Şirin tecrübeli bir saha muhabiri olarak defalarca gözaltına alınmıştı. İsrail makamlarının standart suçlaması “askerî bölgeleri görüntülemek” şeklindeydi. Şirin defalarca gözaltına alınmıştı ve kendisine yönelik tehditkâr tutumlar pek çok kez kameralara yansımıştı. Haydutlar tehditlerini nihai surette hayata geçirmek için onun Cenin’e dönmesini beklemişlerdi. 

Hiçbir uyarıda bulunulmaksızın

Şirin bu defa bir İsrail hapishanesinden kaşık marifetiyle kazdıkları tünelden kaçan tutsakların eski hikâyelerini çekmek için şehre gelmişti.
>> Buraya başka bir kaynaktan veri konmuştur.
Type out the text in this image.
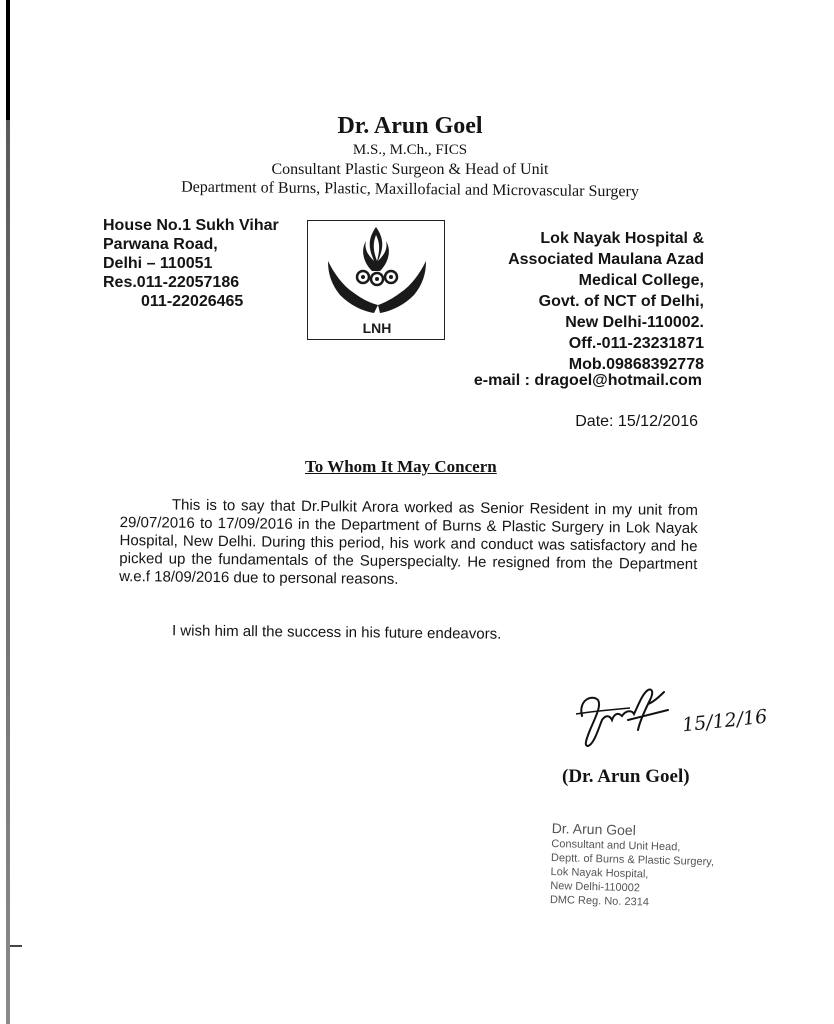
Dr. Arun Goel
M.S., M.Ch., FICS
Consultant Plastic Surgeon & Head of Unit
Department of Burns, Plastic, Maxillofacial and Microvascular Surgery
House No.1 Sukh Vihar
Parwana Road,
Delhi – 110051
Res.011-22057186
011-22026465
LNH
Lok Nayak Hospital &
Associated Maulana Azad
Medical College,
Govt. of NCT of Delhi,
New Delhi-110002.
Off.-011-23231871
Mob.09868392778
e-mail : dragoel@hotmail.com
Date: 15/12/2016
To Whom It May Concern

This is to say that Dr.Pulkit Arora worked as Senior Resident in my unit from 29/07/2016 to 17/09/2016 in the Department of Burns & Plastic Surgery in Lok Nayak Hospital, New Delhi. During this period, his work and conduct was satisfactory and he picked up the fundamentals of the Superspecialty. He resigned from the Department w.e.f 18/09/2016 due to personal reasons.

I wish him all the success in his future endeavors.
15/12/16
(Dr. Arun Goel)
Dr. Arun Goel
Consultant and Unit Head,
Deptt. of Burns & Plastic Surgery,
Lok Nayak Hospital,
New Delhi-110002
DMC Reg. No. 2314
O kadar çok insanla yolları kesişmişti ki gittiği her yerde onu dostça çevirip “Beni tanıdın mı?” diye soruyorlardı. Gelgelelim bu gezi İsrail ordusu tarafından zamansız biçimde sona erdirildi. “Bazı terör şüphelilerini yakalamak” için işgal güçleri 11 Mayıs’ta harekete geçtiğinde gelişmeleri takip etmek elbette ki onun işiydi. Üstüne kocaman harflerle “PRESS” yazan çelik yeleği ve kaskını giyerek meslektaşlarıyla birlikte olay yerindeydi. Bu onun son haberiydi. En büyük haberi.

Haaretz dahil İsrail medyası hadisenin “Filistinli militanların” açtığı ateşe İsrail Savunma Kuvvetleri’nin karşılık vermesi sonucu yaşandığını ve Şirin Ebu Akile’nin kafasına 150 metreden isabet eden kurşunun hangi tarafın namlusundan çıktığının “henüz tespit edilemediğini” savunsa da Filistin kaynakları bambaşka bir manzara aktarıyor. Filistin tarafından hiçbir ateş açılmadığını, nitekim İsrail askerleri arasında hiçbir yaralı olmadığını belirtiyorlar. İşgal ordusu hiçbir uyarıda bulunmadan ve yakın mesafeden Şirin ve arkadaşlarını hedef almıştı.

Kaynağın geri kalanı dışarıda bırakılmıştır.